Overview

The overall pipeline of our Multi-modal Video Generation Model. There are two possible applications: 1) generate a multi-modal video given a text prompt; 2) generate a multi-modal video based on an RGB-only image/video input.

Motivation

Recent video generation models have emerged as strong world foundation models, acting as virtual environments where physical AI can grow and learn. They generate high quality RGB videos that serve as the visual representation of the world.

However, generating RGB alone is not enough. If we want a world model that truly mimics our real world, it should generate additional modalities, such as depth, that capture underlying geometry and physical structure.

In this project, we consider the task of joint multimodal generation:
Given an RGB video input and/or a text prompt, the model should jointly generate:

An RGB sequence
A depth sequence

These sequences should be physically plausible and mutually coherent: the depth should explain the RGB, and the RGB should be consistent with the implied 3D structure.

We specifically aim for joint generation within a single model, rather than first generating RGB video and then running a separate RGB-conditioned depth model. A unified model that generates both appearance and geometry encourages a shared, geometry-aware representation of the world.

Architecture

We build on NVIDIA’s Cosmos Diffusion-based World Foundation Models, with the following architecture:

The Cosmos video encoder model. The model consists of multiple stacked 3D convolutional modules and causal attention modules.
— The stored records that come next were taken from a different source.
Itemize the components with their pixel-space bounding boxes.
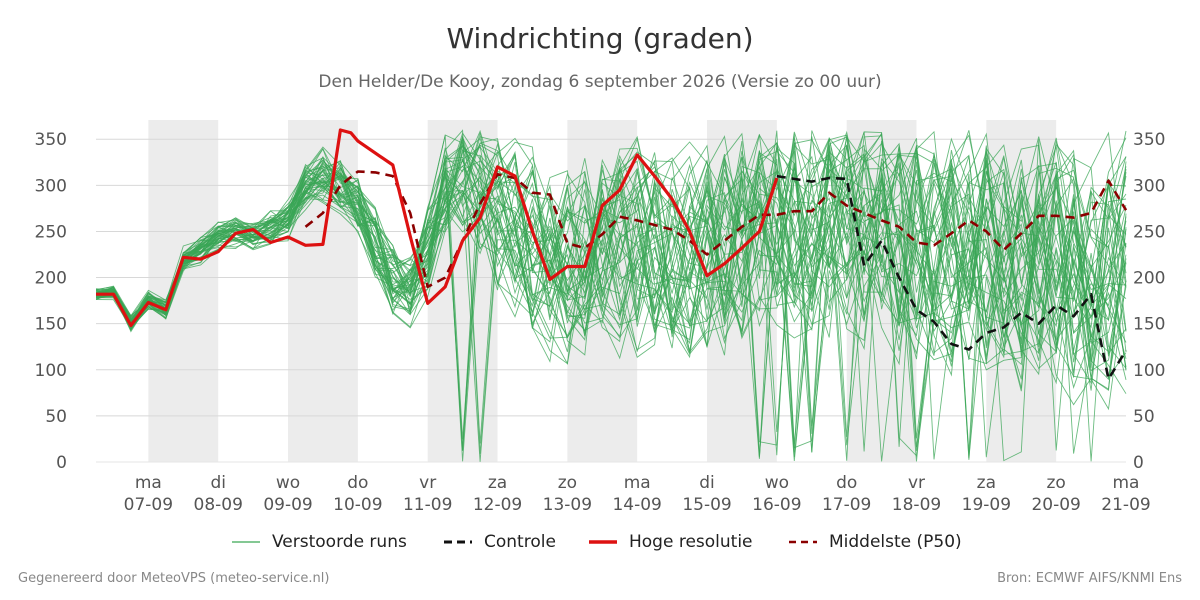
legend-label: Verstoorde runs: [272, 532, 407, 552]
series-line-hoge-resolutie: [96, 128, 779, 328]
legend-item-high-resolution: Hoge resolutie: [589, 529, 753, 555]
y-tick-label: 300: [35, 176, 67, 196]
y-tick-label: 200: [35, 269, 67, 289]
y-tick-label: 250: [1133, 222, 1165, 242]
x-tick-weekday: do: [347, 473, 368, 493]
x-tick-date: 07-09: [124, 495, 173, 515]
ensemble-member-line: [96, 145, 1127, 462]
legend-label: Middelste (P50): [829, 532, 962, 552]
x-tick-date: 08-09: [194, 495, 243, 515]
footer-generator-credit: Gegenereerd door MeteoVPS (meteo-service…: [18, 571, 330, 586]
thick-line-swatch: [589, 540, 617, 544]
legend-label: Controle: [484, 532, 556, 552]
x-axis: ma07-09di08-09wo09-09do10-09vr11-09za12-…: [124, 473, 1151, 515]
ensemble-member-line: [96, 145, 1127, 328]
x-tick-weekday: do: [836, 473, 857, 493]
thin-line-swatch: [232, 541, 260, 543]
x-tick-weekday: zo: [1047, 473, 1066, 493]
ensemble-member-line: [96, 138, 1127, 439]
x-tick-date: 19-09: [962, 495, 1011, 515]
y-tick-label: 150: [35, 315, 67, 335]
chart-subtitle: Den Helder/De Kooy, zondag 6 september 2…: [318, 72, 882, 92]
x-tick-weekday: ma: [624, 473, 651, 493]
y-tick-label: 100: [1133, 361, 1165, 381]
footer-data-source: Bron: ECMWF AIFS/KNMI Ens: [997, 571, 1182, 586]
y-tick-label: 200: [1133, 269, 1165, 289]
x-tick-weekday: vr: [908, 473, 925, 493]
x-tick-date: 11-09: [403, 495, 452, 515]
x-tick-date: 09-09: [263, 495, 312, 515]
x-tick-date: 12-09: [473, 495, 522, 515]
weekend-band: [148, 120, 219, 462]
series-line-controle: [776, 174, 1128, 381]
x-tick-weekday: vr: [419, 473, 436, 493]
y-tick-label: 150: [1133, 315, 1165, 335]
x-tick-date: 13-09: [543, 495, 592, 515]
ensemble-member-line: [96, 137, 1127, 446]
legend-item-perturbed-runs: Verstoorde runs: [232, 529, 407, 555]
x-tick-weekday: ma: [135, 473, 162, 493]
y-tick-label: 0: [1133, 453, 1144, 473]
dashed-line-swatch: [444, 540, 472, 544]
y-tick-label: 50: [45, 407, 67, 427]
x-tick-date: 17-09: [822, 495, 871, 515]
dashed-line-swatch: [789, 540, 817, 544]
ensemble-member-line: [96, 144, 1127, 449]
y-tick-label: 50: [1133, 407, 1155, 427]
ensemble-member-line: [96, 135, 1127, 458]
x-tick-date: 10-09: [333, 495, 382, 515]
plot-area: [96, 128, 1128, 462]
y-tick-label: 100: [35, 361, 67, 381]
y-tick-label: 350: [35, 130, 67, 150]
ensemble-member-line: [96, 131, 1127, 460]
x-tick-date: 21-09: [1101, 495, 1150, 515]
ensemble-member-line: [96, 154, 1127, 451]
x-tick-weekday: za: [977, 473, 996, 493]
x-tick-date: 18-09: [892, 495, 941, 515]
legend-item-median: Middelste (P50): [789, 529, 962, 555]
legend: Verstoorde runs Controle Hoge resolutie …: [0, 529, 1200, 555]
y-tick-label: 350: [1133, 130, 1165, 150]
chart-title: Windrichting (graden): [446, 22, 754, 55]
legend-label: Hoge resolutie: [629, 532, 753, 552]
wind-direction-chart: 0 50 100 150 200 250 300 350 0 50 100 150 200 250 300…: [35, 120, 1165, 515]
y-axis-left: 0 50 100 150 200 250 300 350: [35, 130, 67, 473]
x-tick-weekday: wo: [765, 473, 789, 493]
series-line-middelste-p50: [304, 170, 1128, 289]
ensemble-member-line: [96, 134, 1127, 462]
x-tick-weekday: za: [488, 473, 507, 493]
y-tick-label: 0: [56, 453, 67, 473]
x-tick-date: 16-09: [752, 495, 801, 515]
y-axis-right: 0 50 100 150 200 250 300 350: [1133, 130, 1165, 473]
y-tick-label: 300: [1133, 176, 1165, 196]
x-tick-weekday: di: [210, 473, 226, 493]
x-tick-date: 14-09: [612, 495, 661, 515]
y-tick-label: 250: [35, 222, 67, 242]
x-tick-weekday: wo: [276, 473, 300, 493]
x-tick-date: 20-09: [1031, 495, 1080, 515]
x-tick-date: 15-09: [682, 495, 731, 515]
x-tick-weekday: di: [699, 473, 715, 493]
legend-item-control: Controle: [444, 529, 556, 555]
x-tick-weekday: ma: [1113, 473, 1140, 493]
x-tick-weekday: zo: [558, 473, 577, 493]
ensemble-member-line: [96, 136, 1127, 361]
The Cosmos latent diffusion model. It consists of multiple stacked self-attention and cross-attention and MLP layers for one step of denoising.

Method

Our method mainly consists of 2 stages:

Training the Cosmos video tokenizer to additionally encode depth information
Training the diffusion transformer to generate tokens that can be decoded into RGBD videos

Stage 1 Autoencoder Training

Stage 1 training pipeline. The snow mark represents frozen modules and fire mark represents modules to be trained.

We add one input channel and one output channel to the video tokenizer to process depth. The tokenizer is then trained with paired RGB-D videos from synthetic datasets, using affine-invariant disparity(normalized to a median of 0 and mean deviation of 0.5). Apart from standard reconstruction losses used in AE training, we also adopt a distillation loss to align our RGBD latent space with the original RGB latent space. This is so that we can preserve diffusion priors from the original Cosmos video generation model.

Stage 2: Diffusion Model Training

Stage 2 training pipeline. We freeze the RGBD encoder we trained in stage 1. Only the latent diffusion model is being trained.

In stage 2 we plan on training the diffusion transformer with paired RGBD videos. Before training, we will also curate more video datasets, not only including synthetic datasets but also pseudo-labelled real datasets, and generate text captions for training.

Results

Currently, we only have results from the first stage of our method, i.e. RGBD autoencoder reconstruction results. For every sample shown, the left side is the input RGB and depth videos, and the right side is the reconstructed RGB and depth videos.

Reconstruction sample 1

Reconstruction sample 2

Reconstruction sample 3

Reconstruction sample 4

Conclusion & Future Work

As seen in the results, we yielded reasonable reconstructions and showed that Cosmos’s latent space can, in principle, support depth. However, fine details and sharp boundaries were consistently degraded, highlighting the difficulty of naïvely packing RGB and depth into a single, capacity-limited latent space.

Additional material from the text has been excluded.